DYNAMIC CURRENCY CONVERSION
DYNAMIC CURRENCY CONVERSION
(DCC) PROGRAMMES ARE BECOMING INCREASINGLY WIDESPREAD. MERCHANTS WHO PARTICIPATE IN THEM ARE SUPPOSED TO ASK WHETHER YOU WANT TO BE CHARGED IN DOLLARS OR THE LCOAL CURRENCY, BUT THEY DON’T ALWAYS DO SO. AND EVEN IF THEY DO OFFER YOU A CHOICE, THEY MAY WELL AVOID MENTIONING THE ADDITIONAL SURCHARGES. THE GOOD NEWS IS THAT YOU DO HAVE A CHOICE. BEFORE YOU CHARGE SOMETHING, ASK THE MERCHANT WHETHER HE OR SHE PLANS TO DO A DCC. IN SUCH A TRANSACTION THE CREDIT CARD PROCESSOR (SHOP, RESTAURANT OR HOTEL, NOT VISA OR MASTERCARD) CONVERTS THE CURRENCY AND CHARGES IN THE LOCAL COUNTRY’S CURRENCY. IN MOST CASES YOU’LL PAY THE MERCHANT A 3% FEE FOR THIS SERVICE IN ADDITION TO ANY CREDIT-CARD COMPANY AND ISSUING BANK FOREIGN-TRANSACTION SURCHARGES.

LUGGAGE
ON CHECK IN, AND WHERE APPLICABLE, IT IS YOUR CHOICE TO BOOK YOUR LUGGAGE THROUGH TO YOUR DESTINATION. HOWEVER, IT IS OUR RECOMMENDATION THAT IF THERE IS MORE THAN 4 HOURS CONNECTING TIME BETWEEN DOMESTIC AND INTERNATIONAL FLIGHTS, TO ONLY BOOK YOUR LUGGAGE TO JOHANNESBURG/CAPE TOWN, DUE TO REPORTS OF PILFERAGE BEING RECEIVED.  THIS APPEARS TO BE MORE APPARENT WHEN LUGGAGE IS LEFT TOO LONG, UNATTENDED, IN LAYOVER.
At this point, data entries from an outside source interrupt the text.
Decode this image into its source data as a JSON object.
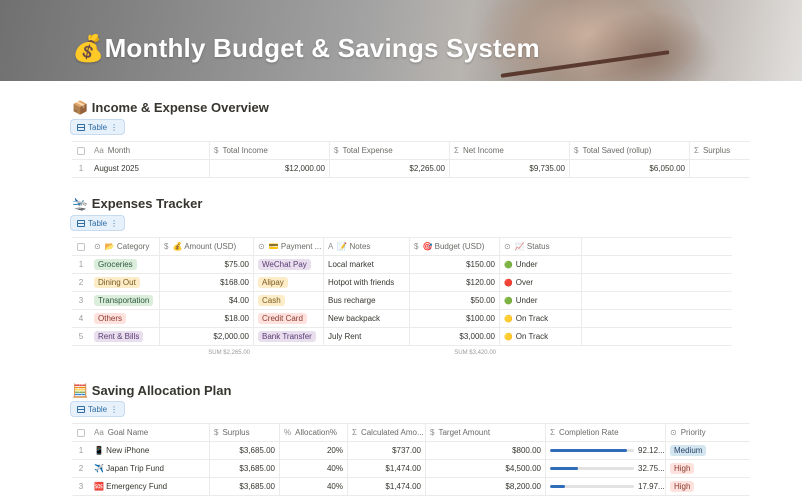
{
  "page": {
    "title": "💰Monthly Budget & Savings System"
  },
  "income_overview": {
    "title": "📦 Income & Expense Overview",
    "view_label": "Table",
    "columns": [
      "Month",
      "Total Income",
      "Total Expense",
      "Net Income",
      "Total Saved (rollup)",
      "Surplus"
    ],
    "column_icons": [
      "Aa",
      "$",
      "$",
      "Σ",
      "$",
      "Σ"
    ],
    "rows": [
      {
        "index": "1",
        "month": "August 2025",
        "total_income": "$12,000.00",
        "total_expense": "$2,265.00",
        "net_income": "$9,735.00",
        "total_saved": "$6,050.00",
        "surplus": ""
      }
    ]
  },
  "expenses": {
    "title": "🛬 Expenses Tracker",
    "view_label": "Table",
    "columns": [
      "📂 Category",
      "💰 Amount (USD)",
      "💳 Payment ...",
      "📝 Notes",
      "🎯 Budget (USD)",
      "📈 Status"
    ],
    "column_icons": [
      "⊙",
      "$",
      "⊙",
      "A",
      "$",
      "⊙"
    ],
    "rows": [
      {
        "index": "1",
        "category": "Groceries",
        "category_color": "#dbeddb",
        "category_text": "#2b593f",
        "amount": "$75.00",
        "payment": "WeChat Pay",
        "payment_color": "#e8deee",
        "payment_text": "#5a3c73",
        "notes": "Local market",
        "budget": "$150.00",
        "status_icon": "🟢",
        "status": "Under"
      },
      {
        "index": "2",
        "category": "Dining Out",
        "category_color": "#fdecc8",
        "category_text": "#7a5a1b",
        "amount": "$168.00",
        "payment": "Alipay",
        "payment_color": "#fdecc8",
        "payment_text": "#7a5a1b",
        "notes": "Hotpot with friends",
        "budget": "$120.00",
        "status_icon": "🔴",
        "status": "Over"
      },
      {
        "index": "3",
        "category": "Transportation",
        "category_color": "#dbeddb",
        "category_text": "#2b593f",
        "amount": "$4.00",
        "payment": "Cash",
        "payment_color": "#fdecc8",
        "payment_text": "#7a5a1b",
        "notes": "Bus recharge",
        "budget": "$50.00",
        "status_icon": "🟢",
        "status": "Under"
      },
      {
        "index": "4",
        "category": "Others",
        "category_color": "#ffe2dd",
        "category_text": "#8a3a2f",
        "amount": "$18.00",
        "payment": "Credit Card",
        "payment_color": "#ffe2dd",
        "payment_text": "#8a3a2f",
        "notes": "New backpack",
        "budget": "$100.00",
        "status_icon": "🟡",
        "status": "On Track"
      },
      {
        "index": "5",
        "category": "Rent & Bills",
        "category_color": "#e8deee",
        "category_text": "#5a3c73",
        "amount": "$2,000.00",
        "payment": "Bank Transfer",
        "payment_color": "#e8deee",
        "payment_text": "#5a3c73",
        "notes": "July Rent",
        "budget": "$3,000.00",
        "status_icon": "🟡",
        "status": "On Track"
      }
    ],
    "sum_amount": "SUM $2,265.00",
    "sum_budget": "SUM $3,420.00"
  },
  "saving_plan": {
    "title": "🧮 Saving Allocation Plan",
    "view_label": "Table",
    "columns": [
      "Goal Name",
      "Surplus",
      "Allocation%",
      "Calculated Amo...",
      "Target Amount",
      "Completion Rate",
      "Priority"
    ],
    "column_icons": [
      "Aa",
      "$",
      "%",
      "Σ",
      "$",
      "Σ",
      "⊙"
    ],
    "rows": [
      {
        "index": "1",
        "goal": "📱 New iPhone",
        "surplus": "$3,685.00",
        "allocation": "20%",
        "calculated": "$737.00",
        "target": "$800.00",
        "completion": 0.92,
        "completion_text": "92.12...",
        "priority": "Medium",
        "priority_color": "#d3e5ef",
        "priority_text": "#28456c"
      },
      {
        "index": "2",
        "goal": "✈️ Japan Trip Fund",
        "surplus": "$3,685.00",
        "allocation": "40%",
        "calculated": "$1,474.00",
        "target": "$4,500.00",
        "completion": 0.33,
        "completion_text": "32.75...",
        "priority": "High",
        "priority_color": "#ffe2dd",
        "priority_text": "#8a3a2f"
      },
      {
        "index": "3",
        "goal": "🆘 Emergency Fund",
        "surplus": "$3,685.00",
        "allocation": "40%",
        "calculated": "$1,474.00",
        "target": "$8,200.00",
        "completion": 0.18,
        "completion_text": "17.97...",
        "priority": "High",
        "priority_color": "#ffe2dd",
        "priority_text": "#8a3a2f"
      }
    ]
  }
}
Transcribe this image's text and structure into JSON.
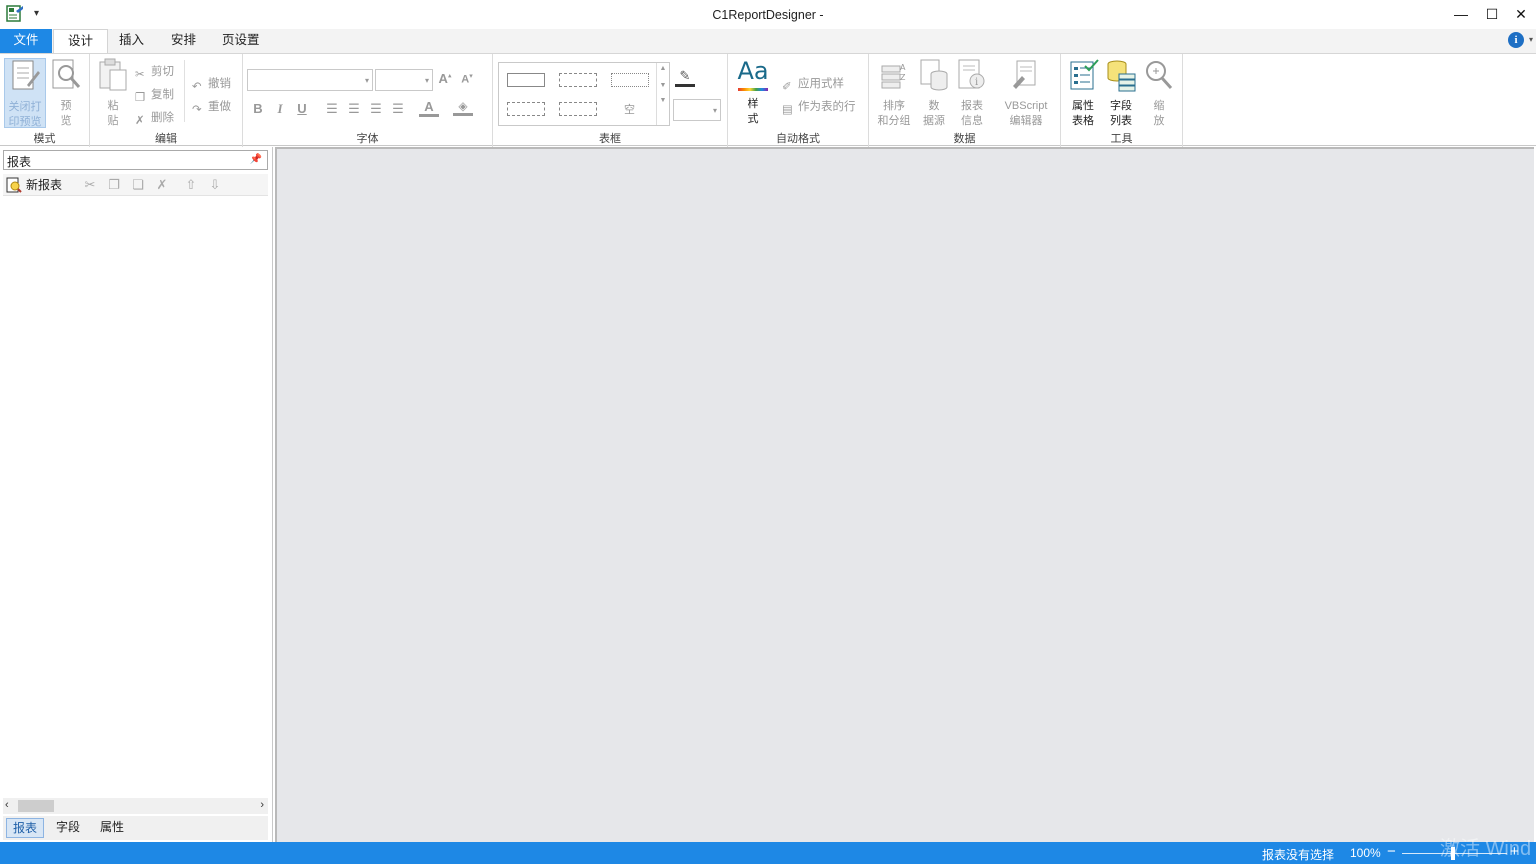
{
  "window": {
    "title": "C1ReportDesigner -",
    "qat_caret": "▾",
    "minimize": "—",
    "maximize": "☐",
    "close": "✕"
  },
  "ribbon_tabs": [
    "文件",
    "设计",
    "插入",
    "安排",
    "页设置"
  ],
  "help": {
    "icon": "i",
    "caret": "▾"
  },
  "groups": {
    "mode": {
      "label": "模式",
      "close_preview": "关闭打\n印预览",
      "preview": "预\n览"
    },
    "edit": {
      "label": "编辑",
      "paste": "粘\n贴",
      "cut": "剪切",
      "copy": "复制",
      "delete": "删除",
      "undo": "撤销",
      "redo": "重做"
    },
    "font": {
      "label": "字体",
      "bold": "B",
      "italic": "I",
      "underline": "U",
      "grow": "A",
      "shrink": "A",
      "color": "A"
    },
    "border": {
      "label": "表框",
      "empty_label": "空"
    },
    "autoformat": {
      "label": "自动格式",
      "style": "样\n式",
      "style_glyph": "Aa",
      "apply_style": "应用式样",
      "as_table_row": "作为表的行"
    },
    "data": {
      "label": "数据",
      "sort_group": "排序\n和分组",
      "datasource": "数\n据源",
      "report_info": "报表\n信息",
      "vbscript": "VBScript\n编辑器"
    },
    "tools": {
      "label": "工具",
      "property_grid": "属性\n表格",
      "field_list": "字段\n列表",
      "zoom": "缩\n放"
    }
  },
  "left_panel": {
    "title": "报表",
    "pin": "ꟷ",
    "new_report": "新报表",
    "bottom_tabs": [
      "报表",
      "字段",
      "属性"
    ]
  },
  "statusbar": {
    "status": "报表没有选择",
    "zoom": "100%",
    "zoom_minus": "−",
    "zoom_plus": "+",
    "watermark": "激活 Wind"
  },
  "colors": {
    "accent": "#1e88e5"
  }
}
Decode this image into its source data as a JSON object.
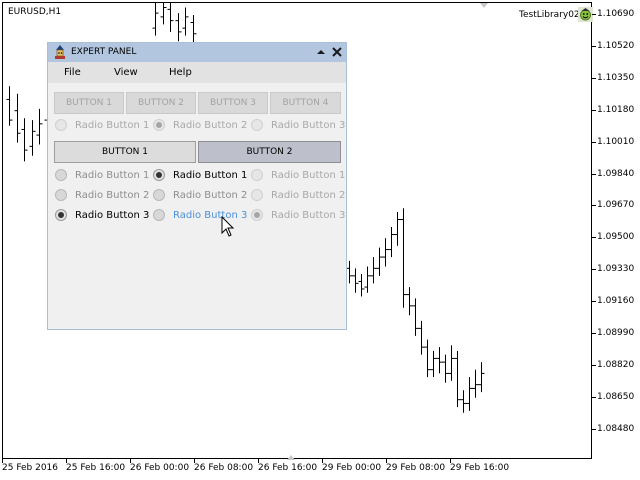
{
  "chart": {
    "symbol": "EURUSD,H1",
    "expert_name": "TestLibrary02",
    "price_labels": [
      "1.10690",
      "1.10520",
      "1.10350",
      "1.10180",
      "1.10010",
      "1.09840",
      "1.09670",
      "1.09500",
      "1.09330",
      "1.09160",
      "1.08990",
      "1.08820",
      "1.08650",
      "1.08480"
    ],
    "date_labels": [
      "25 Feb 2016",
      "25 Feb 16:00",
      "26 Feb 00:00",
      "26 Feb 08:00",
      "26 Feb 16:00",
      "29 Feb 00:00",
      "29 Feb 08:00",
      "29 Feb 16:00"
    ]
  },
  "panel": {
    "title": "EXPERT PANEL",
    "menu": [
      {
        "label": "File"
      },
      {
        "label": "View"
      },
      {
        "label": "Help"
      }
    ],
    "disabled_buttons": [
      {
        "label": "BUTTON 1"
      },
      {
        "label": "BUTTON 2"
      },
      {
        "label": "BUTTON 3"
      },
      {
        "label": "BUTTON 4"
      }
    ],
    "disabled_radios": [
      {
        "label": "Radio Button 1",
        "checked": false
      },
      {
        "label": "Radio Button 2",
        "checked": true
      },
      {
        "label": "Radio Button 3",
        "checked": false
      }
    ],
    "tab_buttons": [
      {
        "label": "BUTTON 1",
        "pressed": false
      },
      {
        "label": "BUTTON 2",
        "pressed": true
      }
    ],
    "radio_columns": [
      {
        "items": [
          {
            "label": "Radio Button 1",
            "checked": false,
            "state": "inactive"
          },
          {
            "label": "Radio Button 2",
            "checked": false,
            "state": "inactive"
          },
          {
            "label": "Radio Button 3",
            "checked": true,
            "state": "active"
          }
        ]
      },
      {
        "items": [
          {
            "label": "Radio Button 1",
            "checked": true,
            "state": "active"
          },
          {
            "label": "Radio Button 2",
            "checked": false,
            "state": "inactive"
          },
          {
            "label": "Radio Button 3",
            "checked": false,
            "state": "hover"
          }
        ]
      },
      {
        "items": [
          {
            "label": "Radio Button 1",
            "checked": false,
            "state": "disabled"
          },
          {
            "label": "Radio Button 2",
            "checked": false,
            "state": "disabled"
          },
          {
            "label": "Radio Button 3",
            "checked": true,
            "state": "disabled"
          }
        ]
      }
    ]
  },
  "colors": {
    "header_bg": "#b3c6e0",
    "hover_text": "#4a90d9"
  },
  "chart_data": {
    "type": "ohlc",
    "title": "EURUSD,H1",
    "y_tick_labels": [
      "1.10690",
      "1.10520",
      "1.10350",
      "1.10180",
      "1.10010",
      "1.09840",
      "1.09670",
      "1.09500",
      "1.09330",
      "1.09160",
      "1.08990",
      "1.08820",
      "1.08650",
      "1.08480"
    ],
    "x_tick_labels": [
      "25 Feb 2016",
      "25 Feb 16:00",
      "26 Feb 00:00",
      "26 Feb 08:00",
      "26 Feb 16:00",
      "29 Feb 00:00",
      "29 Feb 08:00",
      "29 Feb 16:00"
    ],
    "series": [
      {
        "segment": "left",
        "bars": [
          [
            1.1024,
            1.1013,
            1.1031,
            1.101
          ],
          [
            1.1018,
            1.1006,
            1.1027,
            1.1001
          ],
          [
            1.1008,
            1.0997,
            1.1014,
            1.0991
          ],
          [
            1.0999,
            1.1007,
            1.1013,
            1.0994
          ],
          [
            1.1005,
            1.1011,
            1.1019,
            1.1
          ],
          [
            1.1013,
            1.102,
            1.1027,
            1.1008
          ]
        ]
      },
      {
        "segment": "top",
        "bars": [
          [
            1.1062,
            1.107,
            1.1076,
            1.1058
          ],
          [
            1.1068,
            1.1073,
            1.1079,
            1.1064
          ],
          [
            1.1072,
            1.1066,
            1.1077,
            1.106
          ],
          [
            1.1066,
            1.106,
            1.107,
            1.1055
          ],
          [
            1.1062,
            1.1068,
            1.1073,
            1.1058
          ],
          [
            1.1065,
            1.1059,
            1.1069,
            1.1054
          ]
        ]
      },
      {
        "segment": "right",
        "bars": [
          [
            1.0934,
            1.093,
            1.0938,
            1.0926
          ],
          [
            1.093,
            1.0926,
            1.0934,
            1.0921
          ],
          [
            1.0927,
            1.0923,
            1.0931,
            1.0919
          ],
          [
            1.0924,
            1.093,
            1.0935,
            1.0921
          ],
          [
            1.093,
            1.0934,
            1.094,
            1.0926
          ],
          [
            1.0934,
            1.094,
            1.0945,
            1.093
          ],
          [
            1.094,
            1.0944,
            1.095,
            1.0935
          ],
          [
            1.0944,
            1.0952,
            1.0956,
            1.094
          ],
          [
            1.0952,
            1.096,
            1.0964,
            1.0946
          ],
          [
            1.096,
            1.092,
            1.0966,
            1.0913
          ],
          [
            1.092,
            1.0914,
            1.0924,
            1.0909
          ],
          [
            1.0914,
            1.0902,
            1.0918,
            1.0898
          ],
          [
            1.0902,
            1.0892,
            1.0906,
            1.0888
          ],
          [
            1.0892,
            1.088,
            1.0896,
            1.0876
          ],
          [
            1.088,
            1.0886,
            1.089,
            1.0876
          ],
          [
            1.0886,
            1.0884,
            1.0892,
            1.0878
          ],
          [
            1.0884,
            1.0878,
            1.0888,
            1.0873
          ],
          [
            1.0878,
            1.0886,
            1.0893,
            1.0874
          ],
          [
            1.0886,
            1.0864,
            1.089,
            1.086
          ],
          [
            1.0864,
            1.0862,
            1.0869,
            1.0857
          ],
          [
            1.0862,
            1.087,
            1.0876,
            1.0858
          ],
          [
            1.087,
            1.0872,
            1.088,
            1.0865
          ],
          [
            1.0872,
            1.0878,
            1.0884,
            1.0868
          ]
        ]
      }
    ]
  }
}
INTERNATIONALLY, LUGGAGE IS BEING MISPLACED - IF TRAVELLING WITH A COMPANION, IT IS A THOUGHT TO "SHARE" YOUR PACKING - YOU PACK SOME OF YOUR PERSONAL EFFECTS IN THEIR LUGGAGE, AND VICE VERSA, THEREBY TRYING TO ELIMINATE ANY POSSIBLE INCONVENIENCE, SHOULD YOUR LUGGAGE BE DELAYED.  IT IS ALSO OUR SUGGESTION TO PACK A CHANGE OF CLOTHES IN YOUR CARRY ON HAND LUGGAGE. IF LUGGAGE IS DELAYED OR LOST, THIS MUST IMMEDIATELY BE REPORTED TO THE AIRLINE ON ARRIVAL AND PLEASE TAKE NOTE OF ALL THE TRACKING NUMBERS AND KEEP A COPY OF ANY DOCUMENTATION, FOR FURTHER INVESTIGATION.